The MYEFO has reduced the surplus to a little over $5 billion whereas many commentators and big bankers, as reported in the media, believe the budget may well be in deficit now. Considering the smoke and mirrors in the budget and in the MYEFO, it is fairly hard to disagree. The budget in May for the first time included second round effects, adding an extra $2 billion of income as a second round effect of income due to immigration. If that immigration does not come off, the second round of income will not either. The tax on alcopops will not deliver the targets as, clearly, young people are changing to harder spirits.

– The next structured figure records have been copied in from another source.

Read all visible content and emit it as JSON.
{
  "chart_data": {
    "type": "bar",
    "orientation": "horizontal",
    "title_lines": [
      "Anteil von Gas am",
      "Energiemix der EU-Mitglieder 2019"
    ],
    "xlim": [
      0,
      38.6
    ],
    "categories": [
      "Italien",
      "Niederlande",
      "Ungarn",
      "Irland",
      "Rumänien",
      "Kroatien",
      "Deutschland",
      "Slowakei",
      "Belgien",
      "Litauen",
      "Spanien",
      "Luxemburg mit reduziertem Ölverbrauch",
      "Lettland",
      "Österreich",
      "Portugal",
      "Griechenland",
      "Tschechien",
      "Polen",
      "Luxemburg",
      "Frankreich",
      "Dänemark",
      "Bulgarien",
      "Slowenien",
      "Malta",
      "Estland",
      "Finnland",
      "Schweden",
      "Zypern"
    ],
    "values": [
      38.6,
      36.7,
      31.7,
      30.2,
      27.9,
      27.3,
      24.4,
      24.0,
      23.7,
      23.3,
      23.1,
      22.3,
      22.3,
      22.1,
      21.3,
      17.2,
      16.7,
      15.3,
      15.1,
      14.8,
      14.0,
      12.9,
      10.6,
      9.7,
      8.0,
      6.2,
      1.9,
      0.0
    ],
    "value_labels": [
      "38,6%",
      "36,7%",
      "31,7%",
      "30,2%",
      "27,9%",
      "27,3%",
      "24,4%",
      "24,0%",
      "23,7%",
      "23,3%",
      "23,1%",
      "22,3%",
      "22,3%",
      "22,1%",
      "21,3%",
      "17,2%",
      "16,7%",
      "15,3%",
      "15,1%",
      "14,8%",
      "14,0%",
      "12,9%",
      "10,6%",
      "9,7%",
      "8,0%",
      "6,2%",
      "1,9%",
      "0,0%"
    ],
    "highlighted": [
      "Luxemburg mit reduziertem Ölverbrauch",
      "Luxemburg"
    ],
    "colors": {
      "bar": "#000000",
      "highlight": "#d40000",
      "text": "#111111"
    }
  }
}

The capital gains receipts and company tax receipts will be substantially less. This is backed up by the most recent National Australia Bank index of business confidence, which shows that confidence has hit a new low of negative 29 after a record fall of 21 points in October. The monthly survey has found trading conditions and profits were down in the month and employers are laying off staff. NAB’s chief economist, Alan Oster, says that forward orders are at 1991 levels—and 1991, as we all know, was that great Labor recession that the member for Solomon knows was the recession ‘we had to have’. NAB’s chief economist went on to say:
Forward orders has a long history of being a really good indicator of where we’re going forward and they were at levels that were really surprising …

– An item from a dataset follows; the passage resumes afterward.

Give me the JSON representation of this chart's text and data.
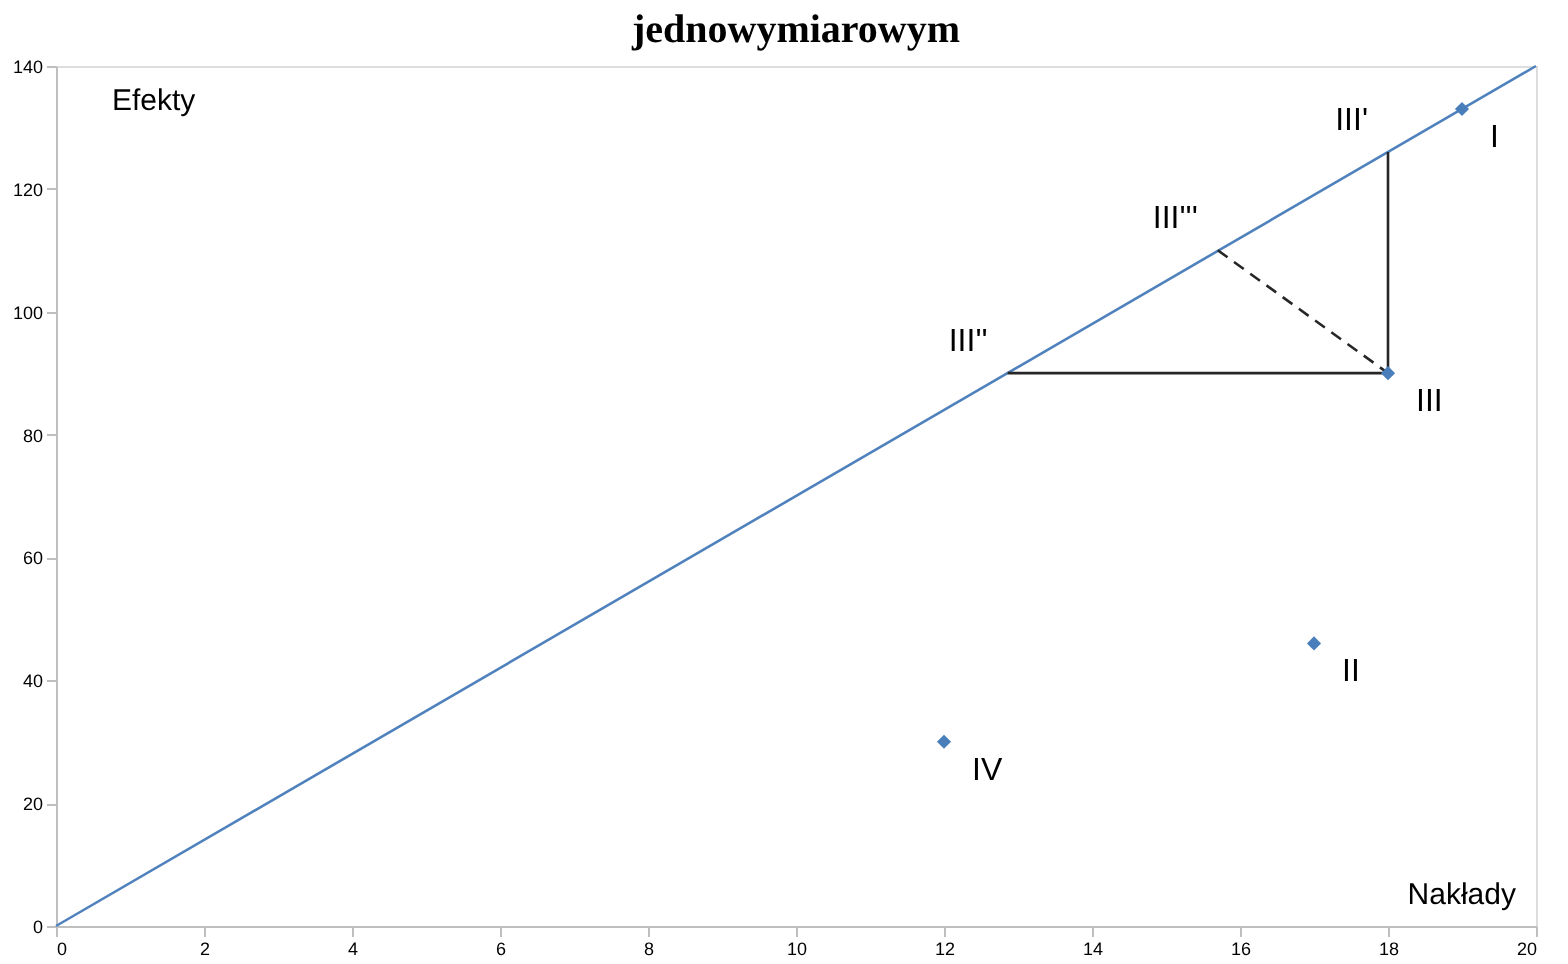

He says the survey’s readings point to more sharp slowing in the economy. He said:
The mind set very much is they’re scared there’s a recession and when they look at their forward orders they see very sharp deteriorations and that makes them feel even more nervous.

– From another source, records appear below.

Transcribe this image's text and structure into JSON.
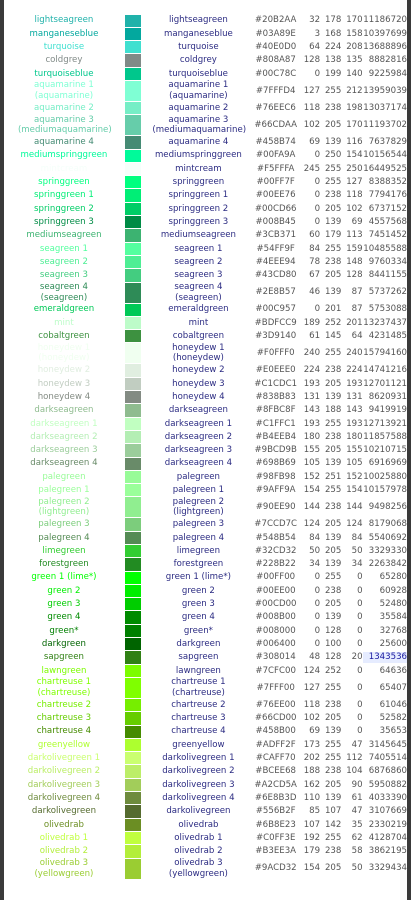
{
  "table": {
    "rows": [
      {
        "name": "lightseagreen",
        "hex": "#20B2AA",
        "r": 32,
        "g": 178,
        "b": 170,
        "decimal": 11186720
      },
      {
        "name": "manganeseblue",
        "hex": "#03A89E",
        "r": 3,
        "g": 168,
        "b": 158,
        "decimal": 10397699
      },
      {
        "name": "turquoise",
        "hex": "#40E0D0",
        "r": 64,
        "g": 224,
        "b": 208,
        "decimal": 13688896
      },
      {
        "name": "coldgrey",
        "hex": "#808A87",
        "r": 128,
        "g": 138,
        "b": 135,
        "decimal": 8882816
      },
      {
        "name": "turquoiseblue",
        "hex": "#00C78C",
        "r": 0,
        "g": 199,
        "b": 140,
        "decimal": 9225984
      },
      {
        "name": "aquamarine 1 (aquamarine)",
        "hex": "#7FFFD4",
        "r": 127,
        "g": 255,
        "b": 212,
        "decimal": 13959039
      },
      {
        "name": "aquamarine 2",
        "hex": "#76EEC6",
        "r": 118,
        "g": 238,
        "b": 198,
        "decimal": 13037174
      },
      {
        "name": "aquamarine 3 (mediumaquamarine)",
        "hex": "#66CDAA",
        "r": 102,
        "g": 205,
        "b": 170,
        "decimal": 11193702
      },
      {
        "name": "aquamarine 4",
        "hex": "#458B74",
        "r": 69,
        "g": 139,
        "b": 116,
        "decimal": 7637829
      },
      {
        "name": "mediumspringgreen",
        "hex": "#00FA9A",
        "r": 0,
        "g": 250,
        "b": 154,
        "decimal": 10156544
      },
      {
        "name": "mintcream",
        "hex": "#F5FFFA",
        "r": 245,
        "g": 255,
        "b": 250,
        "decimal": 16449525
      },
      {
        "name": "springgreen",
        "hex": "#00FF7F",
        "r": 0,
        "g": 255,
        "b": 127,
        "decimal": 8388352
      },
      {
        "name": "springgreen 1",
        "hex": "#00EE76",
        "r": 0,
        "g": 238,
        "b": 118,
        "decimal": 7794176
      },
      {
        "name": "springgreen 2",
        "hex": "#00CD66",
        "r": 0,
        "g": 205,
        "b": 102,
        "decimal": 6737152
      },
      {
        "name": "springgreen 3",
        "hex": "#008B45",
        "r": 0,
        "g": 139,
        "b": 69,
        "decimal": 4557568
      },
      {
        "name": "mediumseagreen",
        "hex": "#3CB371",
        "r": 60,
        "g": 179,
        "b": 113,
        "decimal": 7451452
      },
      {
        "name": "seagreen 1",
        "hex": "#54FF9F",
        "r": 84,
        "g": 255,
        "b": 159,
        "decimal": 10485588
      },
      {
        "name": "seagreen 2",
        "hex": "#4EEE94",
        "r": 78,
        "g": 238,
        "b": 148,
        "decimal": 9760334
      },
      {
        "name": "seagreen 3",
        "hex": "#43CD80",
        "r": 67,
        "g": 205,
        "b": 128,
        "decimal": 8441155
      },
      {
        "name": "seagreen 4 (seagreen)",
        "hex": "#2E8B57",
        "r": 46,
        "g": 139,
        "b": 87,
        "decimal": 5737262
      },
      {
        "name": "emeraldgreen",
        "hex": "#00C957",
        "r": 0,
        "g": 201,
        "b": 87,
        "decimal": 5753088
      },
      {
        "name": "mint",
        "hex": "#BDFCC9",
        "r": 189,
        "g": 252,
        "b": 201,
        "decimal": 13237437
      },
      {
        "name": "cobaltgreen",
        "hex": "#3D9140",
        "r": 61,
        "g": 145,
        "b": 64,
        "decimal": 4231485
      },
      {
        "name": "honeydew 1 (honeydew)",
        "hex": "#F0FFF0",
        "r": 240,
        "g": 255,
        "b": 240,
        "decimal": 15794160
      },
      {
        "name": "honeydew 2",
        "hex": "#E0EEE0",
        "r": 224,
        "g": 238,
        "b": 224,
        "decimal": 14741216
      },
      {
        "name": "honeydew 3",
        "hex": "#C1CDC1",
        "r": 193,
        "g": 205,
        "b": 193,
        "decimal": 12701121
      },
      {
        "name": "honeydew 4",
        "hex": "#838B83",
        "r": 131,
        "g": 139,
        "b": 131,
        "decimal": 8620931
      },
      {
        "name": "darkseagreen",
        "hex": "#8FBC8F",
        "r": 143,
        "g": 188,
        "b": 143,
        "decimal": 9419919
      },
      {
        "name": "darkseagreen 1",
        "hex": "#C1FFC1",
        "r": 193,
        "g": 255,
        "b": 193,
        "decimal": 12713921
      },
      {
        "name": "darkseagreen 2",
        "hex": "#B4EEB4",
        "r": 180,
        "g": 238,
        "b": 180,
        "decimal": 11857588
      },
      {
        "name": "darkseagreen 3",
        "hex": "#9BCD9B",
        "r": 155,
        "g": 205,
        "b": 155,
        "decimal": 10210715
      },
      {
        "name": "darkseagreen 4",
        "hex": "#698B69",
        "r": 105,
        "g": 139,
        "b": 105,
        "decimal": 6916969
      },
      {
        "name": "palegreen",
        "hex": "#98FB98",
        "r": 152,
        "g": 251,
        "b": 152,
        "decimal": 10025880
      },
      {
        "name": "palegreen 1",
        "hex": "#9AFF9A",
        "r": 154,
        "g": 255,
        "b": 154,
        "decimal": 10157978
      },
      {
        "name": "palegreen 2 (lightgreen)",
        "hex": "#90EE90",
        "r": 144,
        "g": 238,
        "b": 144,
        "decimal": 9498256
      },
      {
        "name": "palegreen 3",
        "hex": "#7CCD7C",
        "r": 124,
        "g": 205,
        "b": 124,
        "decimal": 8179068
      },
      {
        "name": "palegreen 4",
        "hex": "#548B54",
        "r": 84,
        "g": 139,
        "b": 84,
        "decimal": 5540692
      },
      {
        "name": "limegreen",
        "hex": "#32CD32",
        "r": 50,
        "g": 205,
        "b": 50,
        "decimal": 3329330
      },
      {
        "name": "forestgreen",
        "hex": "#228B22",
        "r": 34,
        "g": 139,
        "b": 34,
        "decimal": 2263842
      },
      {
        "name": "green 1 (lime*)",
        "hex": "#00FF00",
        "r": 0,
        "g": 255,
        "b": 0,
        "decimal": 65280
      },
      {
        "name": "green 2",
        "hex": "#00EE00",
        "r": 0,
        "g": 238,
        "b": 0,
        "decimal": 60928
      },
      {
        "name": "green 3",
        "hex": "#00CD00",
        "r": 0,
        "g": 205,
        "b": 0,
        "decimal": 52480
      },
      {
        "name": "green 4",
        "hex": "#008B00",
        "r": 0,
        "g": 139,
        "b": 0,
        "decimal": 35584
      },
      {
        "name": "green*",
        "hex": "#008000",
        "r": 0,
        "g": 128,
        "b": 0,
        "decimal": 32768
      },
      {
        "name": "darkgreen",
        "hex": "#006400",
        "r": 0,
        "g": 100,
        "b": 0,
        "decimal": 25600
      },
      {
        "name": "sapgreen",
        "hex": "#308014",
        "r": 48,
        "g": 128,
        "b": 20,
        "decimal": 1343536,
        "highlighted": true
      },
      {
        "name": "lawngreen",
        "hex": "#7CFC00",
        "r": 124,
        "g": 252,
        "b": 0,
        "decimal": 64636
      },
      {
        "name": "chartreuse 1 (chartreuse)",
        "hex": "#7FFF00",
        "r": 127,
        "g": 255,
        "b": 0,
        "decimal": 65407
      },
      {
        "name": "chartreuse 2",
        "hex": "#76EE00",
        "r": 118,
        "g": 238,
        "b": 0,
        "decimal": 61046
      },
      {
        "name": "chartreuse 3",
        "hex": "#66CD00",
        "r": 102,
        "g": 205,
        "b": 0,
        "decimal": 52582
      },
      {
        "name": "chartreuse 4",
        "hex": "#458B00",
        "r": 69,
        "g": 139,
        "b": 0,
        "decimal": 35653
      },
      {
        "name": "greenyellow",
        "hex": "#ADFF2F",
        "r": 173,
        "g": 255,
        "b": 47,
        "decimal": 3145645
      },
      {
        "name": "darkolivegreen 1",
        "hex": "#CAFF70",
        "r": 202,
        "g": 255,
        "b": 112,
        "decimal": 7405514
      },
      {
        "name": "darkolivegreen 2",
        "hex": "#BCEE68",
        "r": 188,
        "g": 238,
        "b": 104,
        "decimal": 6876860
      },
      {
        "name": "darkolivegreen 3",
        "hex": "#A2CD5A",
        "r": 162,
        "g": 205,
        "b": 90,
        "decimal": 5950882
      },
      {
        "name": "darkolivegreen 4",
        "hex": "#6E8B3D",
        "r": 110,
        "g": 139,
        "b": 61,
        "decimal": 4033390
      },
      {
        "name": "darkolivegreen",
        "hex": "#556B2F",
        "r": 85,
        "g": 107,
        "b": 47,
        "decimal": 3107669
      },
      {
        "name": "olivedrab",
        "hex": "#6B8E23",
        "r": 107,
        "g": 142,
        "b": 35,
        "decimal": 2330219
      },
      {
        "name": "olivedrab 1",
        "hex": "#C0FF3E",
        "r": 192,
        "g": 255,
        "b": 62,
        "decimal": 4128704
      },
      {
        "name": "olivedrab 2",
        "hex": "#B3EE3A",
        "r": 179,
        "g": 238,
        "b": 58,
        "decimal": 3862195
      },
      {
        "name": "olivedrab 3 (yellowgreen)",
        "hex": "#9ACD32",
        "r": 154,
        "g": 205,
        "b": 50,
        "decimal": 3329434
      }
    ]
  }
}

The MYEFO also for the first time changed the way that growth is calculated. As the Secretary of the Treasury said an hour and a half ago at the Press Club, for the first time in living memory they changed the way they take into account potential interest rate cuts. The MYEFO states on page 29:
Interest rates are expected to decline broadly in line with market expectations. This is a departure from the usual assumption of unchanged interest rates …
So this led to the government showing a growth forecast of two per cent, yet the Reserve Bank is saying 1.5 per cent. And the National Australia Bank has not changed its economic forecasts and is still predicting the economy to expand by only 1.25 per cent next year. Furthermore, the Treasurer told Sky News:
There is a difference in terms of the Reserve Bank and the Treasury forecasts because the Treasury forecast does take into account the loosening of monetary policy.
The Rudd Labor government has got to level with the Australian people. It has to stop changing the boundaries and the smoke and mirrors of budgets and MYEFO forecasts. It has to level with the Australian people with its assumptions, with its modelling and with how it is basing its figures. The Australian people deserve to know exactly how the government is reaching and arriving at its decisions, and they deserve to know the direction this government is taking rather than knee-jerk decisions being made on the spur of the moment.